Identification of Empirical Constitutive Models for Age-Hardenable Aluminium Alloy and High-Chromium Martensitic Steel Using Symbolic Regression
Evgeniya Kabliman, Gabriel Kronberger
TL;DR
The paper addresses deriving empirical constitutive models for age-hardenable aluminium alloy AA6082 and high-chromium martensitic steel X20CrMoV12-1 under plastic deformation. It applies symbolic regression via a multi-objective genetic programming pipeline with systematic cross-validation to generate closed-form stress–strain relationships from compression and tension data. Key findings include longer, more accurate expressions for AA6082 due to data availability, and more compact models with potential overfitting for the steel data, with expressions often incorporating logarithmic, hyperbolic, and square-root terms. The work demonstrates a data-driven route to transferable constitutive laws for metallic alloys while emphasizing data quality and uncertainty as critical factors, and suggests integrating domain knowledge and physics constraints to enhance extrapolation and generalization.
Abstract
Process-structure-property relationships are fundamental in materials science and engineering and are key to the development of new and improved materials. Symbolic regression serves as a powerful tool for uncovering mathematical models that describe these relationships.
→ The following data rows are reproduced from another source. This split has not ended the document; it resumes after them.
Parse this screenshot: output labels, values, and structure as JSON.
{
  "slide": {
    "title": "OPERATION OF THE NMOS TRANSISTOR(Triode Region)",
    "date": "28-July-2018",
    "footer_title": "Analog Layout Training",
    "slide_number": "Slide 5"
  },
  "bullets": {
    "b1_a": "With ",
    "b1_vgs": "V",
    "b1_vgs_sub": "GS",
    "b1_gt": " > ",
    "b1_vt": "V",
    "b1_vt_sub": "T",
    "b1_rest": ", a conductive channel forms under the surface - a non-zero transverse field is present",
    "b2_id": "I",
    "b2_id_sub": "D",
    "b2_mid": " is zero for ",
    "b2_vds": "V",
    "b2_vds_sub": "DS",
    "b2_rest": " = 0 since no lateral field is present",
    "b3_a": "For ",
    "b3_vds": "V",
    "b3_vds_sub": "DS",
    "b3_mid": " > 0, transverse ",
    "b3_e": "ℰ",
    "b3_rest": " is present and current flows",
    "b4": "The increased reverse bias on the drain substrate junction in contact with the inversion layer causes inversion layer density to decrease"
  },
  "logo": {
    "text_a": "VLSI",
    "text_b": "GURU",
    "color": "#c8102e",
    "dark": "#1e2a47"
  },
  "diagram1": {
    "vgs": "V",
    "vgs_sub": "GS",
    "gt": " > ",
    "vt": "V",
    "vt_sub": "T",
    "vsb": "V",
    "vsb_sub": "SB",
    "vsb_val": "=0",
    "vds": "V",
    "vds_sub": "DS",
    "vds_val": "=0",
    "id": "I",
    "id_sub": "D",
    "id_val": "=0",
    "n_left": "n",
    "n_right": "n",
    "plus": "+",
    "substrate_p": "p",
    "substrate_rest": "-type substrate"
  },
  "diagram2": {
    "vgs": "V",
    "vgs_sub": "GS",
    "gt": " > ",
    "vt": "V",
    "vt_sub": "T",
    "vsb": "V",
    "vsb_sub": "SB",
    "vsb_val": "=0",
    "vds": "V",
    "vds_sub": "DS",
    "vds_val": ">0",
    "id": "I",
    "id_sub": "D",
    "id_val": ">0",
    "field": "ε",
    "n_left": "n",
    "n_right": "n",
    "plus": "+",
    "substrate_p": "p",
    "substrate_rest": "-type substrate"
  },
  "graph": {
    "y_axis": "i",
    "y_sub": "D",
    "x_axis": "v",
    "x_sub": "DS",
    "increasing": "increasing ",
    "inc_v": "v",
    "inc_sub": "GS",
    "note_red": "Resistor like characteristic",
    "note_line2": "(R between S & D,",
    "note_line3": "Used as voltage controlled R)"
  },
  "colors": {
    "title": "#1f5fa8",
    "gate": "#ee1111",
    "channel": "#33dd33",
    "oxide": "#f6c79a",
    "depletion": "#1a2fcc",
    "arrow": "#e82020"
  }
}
It can automatically generate equations to predict material behaviour under specific manufacturing conditions and optimize performance characteristics such as strength and elasticity. The present work illustrates how symbolic regression can derive constitutive models that describe the behaviour of various metallic alloys during plastic deformation. Constitutive modelling is a mathematical framework for understanding the relationship between stress and strain in materials under different loading conditions. In this study, two materials (age-hardenable aluminium alloy and high-chromium martensitic steel) and two different testing methods (compression and tension) are considered to obtain the required stress-strain data. The results highlight the benefits of using symbolic regression while also discussing potential challenges.